Un parasol tout neuf, installé sur la plage de Zandvoort aux Pays-Bas, devait offrir ombre et confort à un vacancier en quête de détente. Personne n’aurait pu deviner qu’il allait devenir, l’espace d’un après-midi, le refuge improbable d’un essaim d’abeilles. Ce mardi 12 août, sous une chaleur estivale persistante, une scène d’une rare intensité s’est déroulée, silencieuse mais vibrante d’une vie collective en mouvement. Des milliers d’insectes, groupés sous la toile tendue, formaient une masse compacte, palpitante, comme suspendue entre nature et civilisation. Ce moment, à la fois surprenant et poétique, illustre une réalité méconnue : la migration des abeilles ne suit pas toujours les saisons prévisibles, et leur présence parmi nous peut révéler bien plus qu’un simple incident de vacances.
Pourquoi un essaim d’abeilles s’installe-t-il sous un parasol ?
Le choix d’un abri pour un essaim n’est jamais aléatoire, même s’il peut sembler incongru. Lorsqu’une colonie d’abeilles quitte sa ruche d’origine, elle cherche un lieu temporaire où se regrouper avant de trouver une cavité définitive. Ce lieu doit être protégé, élevé du sol, et offrir une certaine stabilité. Le parasol, avec sa toile tendue et son armature rigide, correspond étonnamment bien à ces critères. Sous la toile, l’ombre fraîche et le pli central forment une sorte de niche, idéale pour un repos collectif.
C’est ce qu’a observé Johan van der Meer, le vacancier à l’origine de la scène. « J’ai senti une vibration sous mes doigts en ajustant le parasol. J’ai levé les yeux, et j’ai vu… une masse noire, vivante, parfaitement silencieuse. Je n’ai pas paniqué, mais j’ai reculé lentement. » Son calme a été salué par les témoins présents. Personne n’a cherché à chasser les abeilles, ni à les photographier de trop près. Une distance respectueuse a été maintenue, évitant tout geste brusque qui aurait pu déclencher une réaction de défense.

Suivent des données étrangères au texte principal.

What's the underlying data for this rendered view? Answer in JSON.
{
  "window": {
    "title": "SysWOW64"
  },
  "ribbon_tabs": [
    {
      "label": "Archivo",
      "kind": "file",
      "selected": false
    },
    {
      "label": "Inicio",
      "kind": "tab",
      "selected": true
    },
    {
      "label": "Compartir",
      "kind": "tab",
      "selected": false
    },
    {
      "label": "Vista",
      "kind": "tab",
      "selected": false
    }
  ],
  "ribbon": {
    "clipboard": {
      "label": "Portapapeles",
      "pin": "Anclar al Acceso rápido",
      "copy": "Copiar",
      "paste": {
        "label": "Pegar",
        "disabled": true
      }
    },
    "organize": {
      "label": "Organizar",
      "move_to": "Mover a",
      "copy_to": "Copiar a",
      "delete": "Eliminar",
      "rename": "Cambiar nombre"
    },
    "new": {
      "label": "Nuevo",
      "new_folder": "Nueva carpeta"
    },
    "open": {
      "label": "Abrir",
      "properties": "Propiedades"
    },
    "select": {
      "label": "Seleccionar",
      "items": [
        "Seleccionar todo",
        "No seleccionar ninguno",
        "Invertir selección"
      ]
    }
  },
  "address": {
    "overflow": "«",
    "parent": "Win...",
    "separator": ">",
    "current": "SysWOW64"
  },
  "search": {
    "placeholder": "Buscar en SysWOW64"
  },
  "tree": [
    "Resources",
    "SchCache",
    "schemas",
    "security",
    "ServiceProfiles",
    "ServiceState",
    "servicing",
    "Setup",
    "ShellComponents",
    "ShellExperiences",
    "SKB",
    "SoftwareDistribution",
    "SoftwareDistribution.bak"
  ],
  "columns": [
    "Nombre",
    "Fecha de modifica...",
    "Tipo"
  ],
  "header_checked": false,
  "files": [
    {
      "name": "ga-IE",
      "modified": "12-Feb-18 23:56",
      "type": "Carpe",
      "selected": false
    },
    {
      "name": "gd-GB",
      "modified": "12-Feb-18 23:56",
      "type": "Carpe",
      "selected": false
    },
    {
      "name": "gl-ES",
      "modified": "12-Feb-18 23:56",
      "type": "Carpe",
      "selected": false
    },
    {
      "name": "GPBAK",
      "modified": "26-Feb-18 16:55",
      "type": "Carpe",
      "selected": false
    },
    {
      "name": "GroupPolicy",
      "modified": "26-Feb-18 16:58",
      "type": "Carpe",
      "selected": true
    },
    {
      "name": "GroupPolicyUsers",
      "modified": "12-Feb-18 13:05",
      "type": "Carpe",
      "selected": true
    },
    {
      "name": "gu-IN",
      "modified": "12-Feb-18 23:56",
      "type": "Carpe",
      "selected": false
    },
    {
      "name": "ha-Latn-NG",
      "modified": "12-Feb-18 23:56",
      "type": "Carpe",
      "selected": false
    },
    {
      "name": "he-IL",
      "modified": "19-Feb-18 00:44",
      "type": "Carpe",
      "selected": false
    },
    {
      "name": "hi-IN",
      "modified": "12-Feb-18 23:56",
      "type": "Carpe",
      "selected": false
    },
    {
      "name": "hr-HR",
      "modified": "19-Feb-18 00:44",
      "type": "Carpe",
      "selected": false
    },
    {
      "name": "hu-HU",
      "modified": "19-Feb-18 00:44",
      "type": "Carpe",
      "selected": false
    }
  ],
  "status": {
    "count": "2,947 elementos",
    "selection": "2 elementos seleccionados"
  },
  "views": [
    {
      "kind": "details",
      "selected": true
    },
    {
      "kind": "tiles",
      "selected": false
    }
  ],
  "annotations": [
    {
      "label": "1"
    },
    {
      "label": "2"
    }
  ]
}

L’apiculteur appelé sur place, Bram Klinkenberg, a confirmé que ce type de situation, bien que rare en milieu urbain, n’est pas sans précédent. « Les abeilles sont attirées par la forme et la hauteur. Un parasol peut ressembler, à leurs yeux, à l’entrée d’un arbre creux. Elles ne cherchent pas à s’installer là de façon permanente, mais à se reposer quelques heures, voire quelques jours. »
Comment un apiculteur capture-t-il un essaim sans danger ?

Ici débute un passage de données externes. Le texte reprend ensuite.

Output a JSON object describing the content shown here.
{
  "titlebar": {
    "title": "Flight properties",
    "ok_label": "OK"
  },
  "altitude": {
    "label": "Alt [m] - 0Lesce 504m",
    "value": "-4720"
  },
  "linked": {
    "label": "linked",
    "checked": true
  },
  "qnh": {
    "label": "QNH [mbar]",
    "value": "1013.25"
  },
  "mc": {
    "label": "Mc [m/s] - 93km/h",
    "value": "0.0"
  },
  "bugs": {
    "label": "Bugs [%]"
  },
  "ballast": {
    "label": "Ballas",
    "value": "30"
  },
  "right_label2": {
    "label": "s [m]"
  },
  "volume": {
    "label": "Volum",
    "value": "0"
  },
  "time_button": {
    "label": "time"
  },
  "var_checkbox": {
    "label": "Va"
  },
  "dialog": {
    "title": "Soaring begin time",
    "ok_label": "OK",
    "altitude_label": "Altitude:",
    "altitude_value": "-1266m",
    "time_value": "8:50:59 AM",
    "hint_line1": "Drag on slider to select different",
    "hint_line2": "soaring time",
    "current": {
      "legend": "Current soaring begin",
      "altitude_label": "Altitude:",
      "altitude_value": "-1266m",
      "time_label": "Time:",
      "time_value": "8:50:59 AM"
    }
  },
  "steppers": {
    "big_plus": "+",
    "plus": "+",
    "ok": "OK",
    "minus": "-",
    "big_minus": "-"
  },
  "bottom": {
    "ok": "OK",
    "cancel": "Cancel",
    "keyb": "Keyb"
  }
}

L’intervention de Bram Klinkenberg a été minutieuse, presque chorégraphiée. Armé d’un aspirateur à flux contrôlé, un outil spécialisé utilisé par les professionnels, il a procédé à un prélèvement doux de l’essaim. « L’aspiration doit être suffisamment forte pour capter les abeilles, mais assez douce pour ne pas les blesser. Le but n’est pas de les aspirer toutes en une fois, mais de les guider progressivement vers un contenant ventilé. »
Le dispositif utilisé est conçu pour éviter l’écrasement ou l’étouffement des insectes. Une fois transférées dans la ruchette — une petite ruche mobile —, les abeilles ont pu se réorganiser autour de leur reine, l’élément central de la colonie. « Elles étaient stressées au départ, mais elles se sont calmées dès qu’elles ont senti la structure de la ruchette. Elles reconnaissent l’espace comme un abri viable. »
Le processus a duré près d’une heure. Les baigneurs, curieux mais disciplinés, ont observé depuis une distance de sécurité. L’un d’eux, Inès Lefèvre, une touriste française en vacances avec ses enfants, a raconté : « J’ai d’abord eu peur pour les petits, mais l’apiculteur nous a expliqué que les abeilles n’avaient aucune raison de piquer. Elles sont en migration, elles ne défendent pas de ruche. C’était fascinant de voir comment tout le monde restait calme. »
Pourquoi un essaim apparaît-il si tard dans l’année ?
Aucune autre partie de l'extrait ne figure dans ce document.